0

The title describes pretty well what I want to ask, because I just can't wrap my head around it. I understand the basics of breaking encrypted data with the method of kind-of-bruteforcing where you encrypt sample data then compare it to the encryption you want to crack. However I don't understand how cracking a sophisticated encryption works.

I will give this code I posted in another question, with risk because it wasn't accepted very well, but just to illustrate the simplest example

function my_hash($data){
    // Generate random salt
    $salt = substr(md5(str_shuffle('0123456789abcdef')), 0, 5);

    // Mask salt within the hash
    $hash = substr(md5($data. $salt), 0, -5) . $salt;

    return $hash;
}

function my_check($data, $hash){

    $salt = substr($hash, -5);

    return substr(md5($data. $salt), 0, -5) . $salt === $hash;
}

$hash = my_hash('qwerty');

Can you explain to me, if you had a super-computer and billions of strings encrypted with that function, how could you find out the algorithm they were encrypted with?

Edit: The suggested question is not answering the one I asked, it is explaining how to guess the hashing function that was used, not how to crack it and find the algorithm behind it. I can easily say it is md5 when it's 32 bytes long and contains characters 0-9a-f but there's a difference between plain md5 and what I posted above.

php_nub_qq
  • 787
  • 1
  • 6
  • 13

2 Answers2

3

Not encryption
This is not encryption. This is hashing. There is no way back.

So I think what you're really asking about is black box reverse engineering. Like so >>If I have a black box algorithm and throw many strings into it and observe the strings that come out, will I be able to copy the black box in a simple way?<<

And the answer is "No". There is no general way of doing this.
You could of course brute force it and just throw a huge amount of strings into it and then save the output somewhere. And then do a table lookup.

But for the 2^256 (32 bytes) many entries that table would not be storable on earth. Or in this universe.

Enemy already knows the algorithm
Now regarding encryption: You generally don't try to guess at an algorithm, instead you assume that the enemy knows the algorithm and you try to make him guess at the key.

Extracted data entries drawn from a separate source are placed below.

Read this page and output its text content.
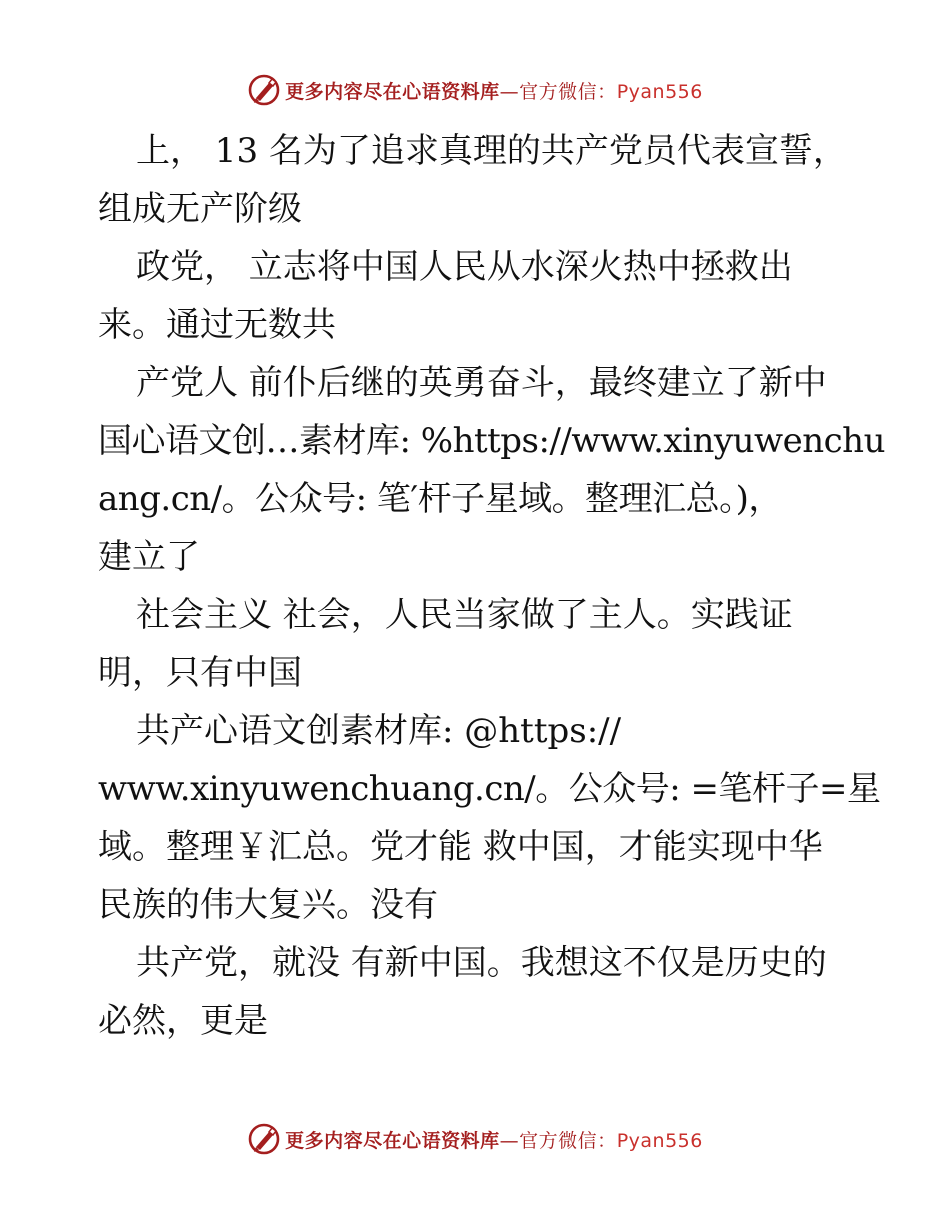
更多内容尽在心语资料库—官方微信：Pyan556
上， 13 名为了追求真理的共产党员代表宣誓，
组成无产阶级
政党， 立志将中国人民从水深火热中拯救出
来。通过无数共
产党人 前仆后继的英勇奋斗，最终建立了新中
国心语文创…素材库: %https://www.xinyuwenchu
ang.cn/。公众号: 笔′杆子星域。整理汇总。)，
建立了
社会主义 社会，人民当家做了主人。实践证
明，只有中国
共产心语文创素材库: @https://
www.xinyuwenchuang.cn/。公众号: =笔杆子=星
域。整理￥汇总。党才能 救中国，才能实现中华
民族的伟大复兴。没有
共产党，就没 有新中国。我想这不仅是历史的
必然，更是
更多内容尽在心语资料库—官方微信：Pyan556
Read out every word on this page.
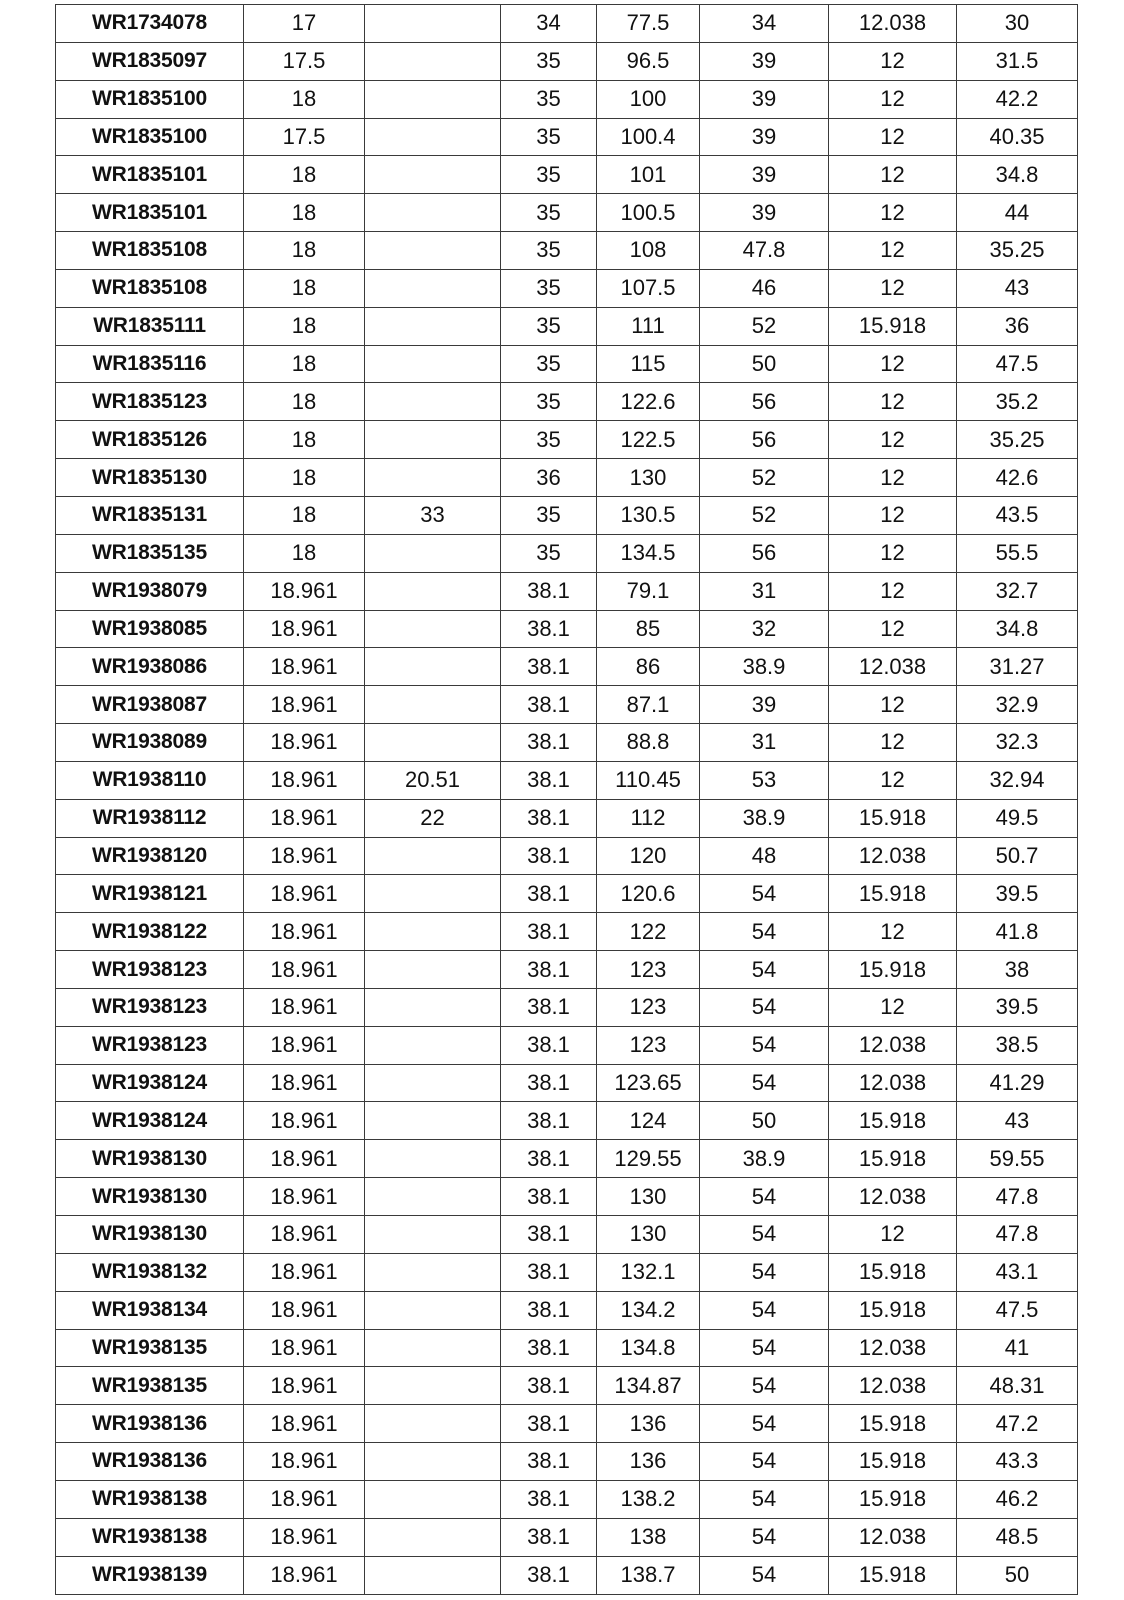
WR1734078	17		34	77.5	34	12.038	30
WR1835097	17.5		35	96.5	39	12	31.5
WR1835100	18		35	100	39	12	42.2
WR1835100	17.5		35	100.4	39	12	40.35
WR1835101	18		35	101	39	12	34.8
WR1835101	18		35	100.5	39	12	44
WR1835108	18		35	108	47.8	12	35.25
WR1835108	18		35	107.5	46	12	43
WR1835111	18		35	111	52	15.918	36
WR1835116	18		35	115	50	12	47.5
WR1835123	18		35	122.6	56	12	35.2
WR1835126	18		35	122.5	56	12	35.25
WR1835130	18		36	130	52	12	42.6
WR1835131	18	33	35	130.5	52	12	43.5
WR1835135	18		35	134.5	56	12	55.5
WR1938079	18.961		38.1	79.1	31	12	32.7
WR1938085	18.961		38.1	85	32	12	34.8
WR1938086	18.961		38.1	86	38.9	12.038	31.27
WR1938087	18.961		38.1	87.1	39	12	32.9
WR1938089	18.961		38.1	88.8	31	12	32.3
WR1938110	18.961	20.51	38.1	110.45	53	12	32.94
WR1938112	18.961	22	38.1	112	38.9	15.918	49.5
WR1938120	18.961		38.1	120	48	12.038	50.7
WR1938121	18.961		38.1	120.6	54	15.918	39.5
WR1938122	18.961		38.1	122	54	12	41.8
WR1938123	18.961		38.1	123	54	15.918	38
WR1938123	18.961		38.1	123	54	12	39.5
WR1938123	18.961		38.1	123	54	12.038	38.5
WR1938124	18.961		38.1	123.65	54	12.038	41.29
WR1938124	18.961		38.1	124	50	15.918	43
WR1938130	18.961		38.1	129.55	38.9	15.918	59.55
WR1938130	18.961		38.1	130	54	12.038	47.8
WR1938130	18.961		38.1	130	54	12	47.8
WR1938132	18.961		38.1	132.1	54	15.918	43.1
WR1938134	18.961		38.1	134.2	54	15.918	47.5
WR1938135	18.961		38.1	134.8	54	12.038	41
WR1938135	18.961		38.1	134.87	54	12.038	48.31
WR1938136	18.961		38.1	136	54	15.918	47.2
WR1938136	18.961		38.1	136	54	15.918	43.3
WR1938138	18.961		38.1	138.2	54	15.918	46.2
WR1938138	18.961		38.1	138	54	12.038	48.5
WR1938139	18.961		38.1	138.7	54	15.918	50
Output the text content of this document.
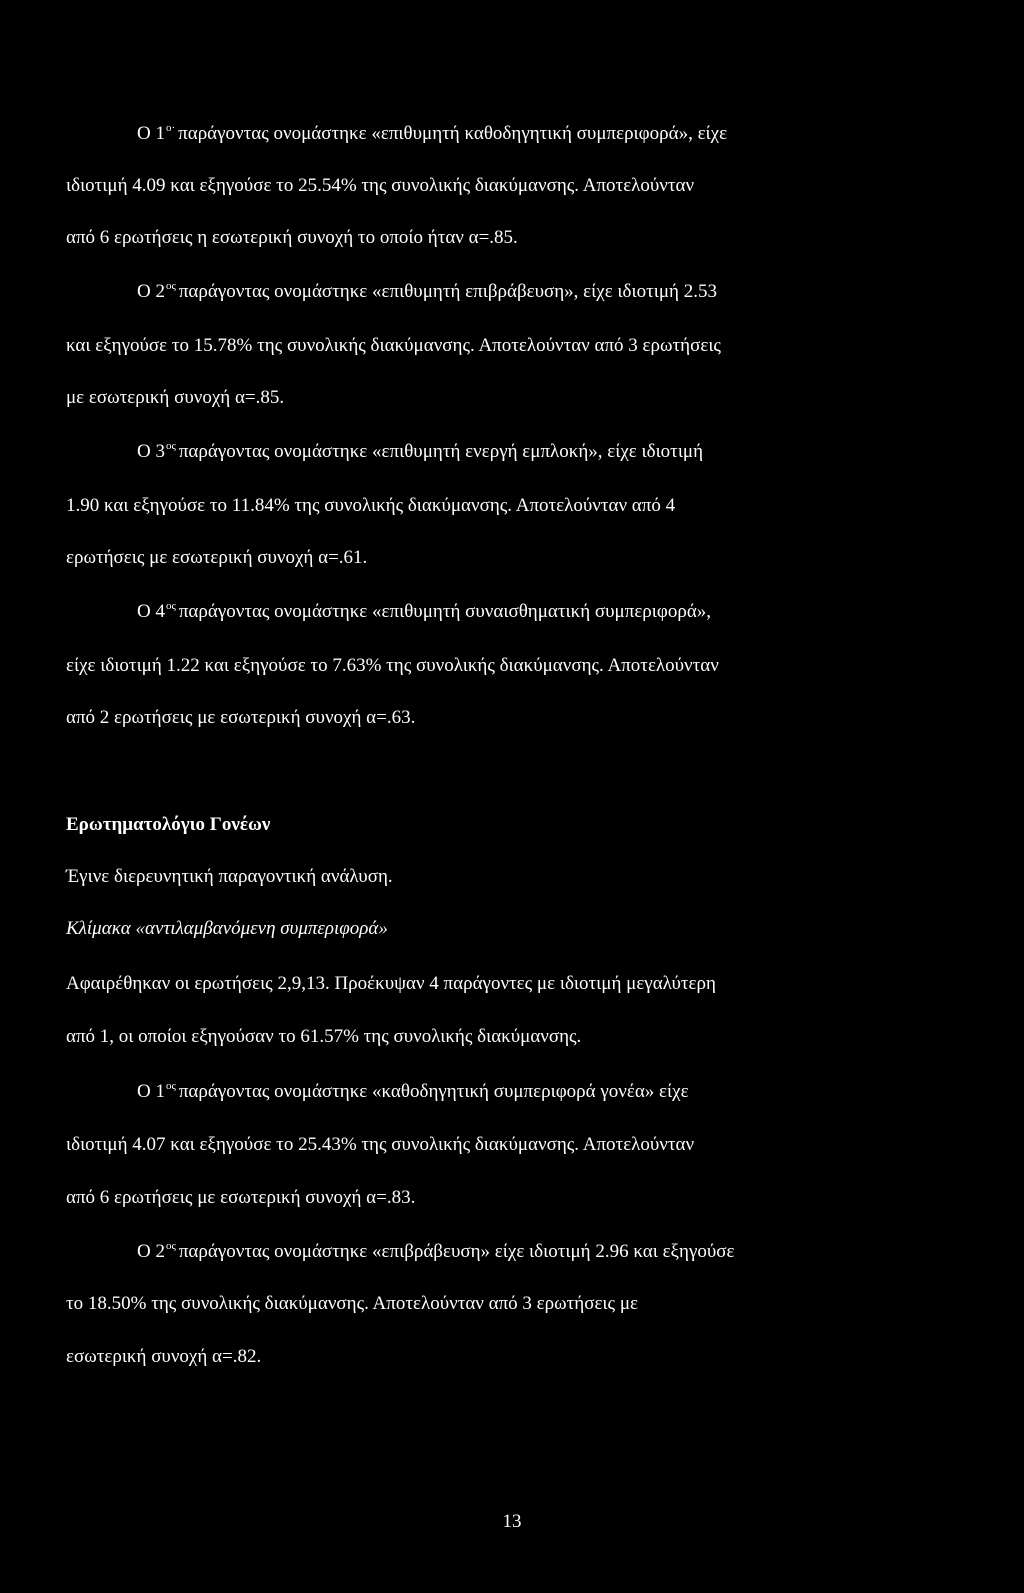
Ο $1^{o\cdot}$ παράγοντας ονομάστηκε «επιθυμητή καθοδηγητική συμπεριφορά», είχε

ιδιοτιμή 4.09 και εξηγούσε το 25.54% της συνολικής διακύμανσης. Αποτελούνταν

από 6 ερωτήσεις η εσωτερική συνοχή το οποίο ήταν α=.85.

Ο $2^{o\varsigma}$ παράγοντας ονομάστηκε «επιθυμητή επιβράβευση», είχε ιδιοτιμή 2.53

και εξηγούσε το 15.78% της συνολικής διακύμανσης. Αποτελούνταν από 3 ερωτήσεις

με εσωτερική συνοχή α=.85.

Ο $3^{o\varsigma}$ παράγοντας ονομάστηκε «επιθυμητή ενεργή εμπλοκή», είχε ιδιοτιμή

1.90 και εξηγούσε το 11.84% της συνολικής διακύμανσης. Αποτελούνταν από 4

ερωτήσεις με εσωτερική συνοχή α=.61.

Ο $4^{o\varsigma}$ παράγοντας ονομάστηκε «επιθυμητή συναισθηματική συμπεριφορά»,

είχε ιδιοτιμή 1.22 και εξηγούσε το 7.63% της συνολικής διακύμανσης. Αποτελούνταν

από 2 ερωτήσεις με εσωτερική συνοχή α=.63.

Ερωτηματολόγιο Γονέων

Έγινε διερευνητική παραγοντική ανάλυση.

Κλίμακα «αντιλαμβανόμενη συμπεριφορά»

Αφαιρέθηκαν οι ερωτήσεις 2,9,13. Προέκυψαν 4 παράγοντες με ιδιοτιμή μεγαλύτερη

από 1, οι οποίοι εξηγούσαν το 61.57% της συνολικής διακύμανσης.

Ο $1^{o\varsigma}$ παράγοντας ονομάστηκε «καθοδηγητική συμπεριφορά γονέα» είχε

ιδιοτιμή 4.07 και εξηγούσε το 25.43% της συνολικής διακύμανσης. Αποτελούνταν

από 6 ερωτήσεις με εσωτερική συνοχή α=.83.

Ο $2^{o\varsigma}$ παράγοντας ονομάστηκε «επιβράβευση» είχε ιδιοτιμή 2.96 και εξηγούσε

το 18.50% της συνολικής διακύμανσης. Αποτελούνταν από 3 ερωτήσεις με

εσωτερική συνοχή α=.82.

13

This is a design principle known as Kerckhoffs's Principle. And it's generally thought to be a good thing.

StackzOfZtuff
  • 17,783
  • 1
  • 50
  • 86
2

This topic or area is commonly known as cryptoanalysis and involves many principles, some of them are commonly known as:

  1. Frequency analysis
  2. Known-plaintext analysis
  3. Chosen-plaintext analysis
  4. Ciphertext-only analysis
  5. Man-in-the-middle attack
  6. Timing/differential power analysis

With that said, and given this is NOT a reversible algorithm implementation; the provided scenario;

Can you explain to me, if you had a super-computer and billions of strings encrypted with that function, how could you find out the algorithm they were encrypted with?

The salt generation is going to be the weak link of the algorithm used, or more specifically the salt method will allow for the weakening of the overall my_hash() function.

In particular the $salt will eventually create the same salt within your billions of hashes. This is where frequency analysis will play a role in weakening the my_hash() function.

Take the following example;

// Broke this out of you my_hash() function to illustrate
function my_salt() {
    return substr(md5(str_shuffle('0123456789abcdef')), 0, 5);
}

$salts = array_map('my_salt', range(1, 10000));
$analysis = array();

function printer($title, $str) {
  echo "<b>" . $title . "</b><pre>";
  print_r($str);
  echo "</pre>";
}

$total = 0;

foreach($salts as $key => $value) {
  if (in_array($value, $analysis)) {
    printer("Salt found:", "At record " . $key . ", " . $value);
    $total++;
  }

  array_push($analysis, $value);
}
printer("Totals: ", "Records: " . count($salts) . "; Collisions: " . $total . " Average: " . (count($salts) / $total));

With only 10,000 records the salt function produced 72 collisions for an average of 138.888888889. This will substantially weaken the overall effectiveness of the my_hash() function.

jas-
  • 931
  • 5
  • 9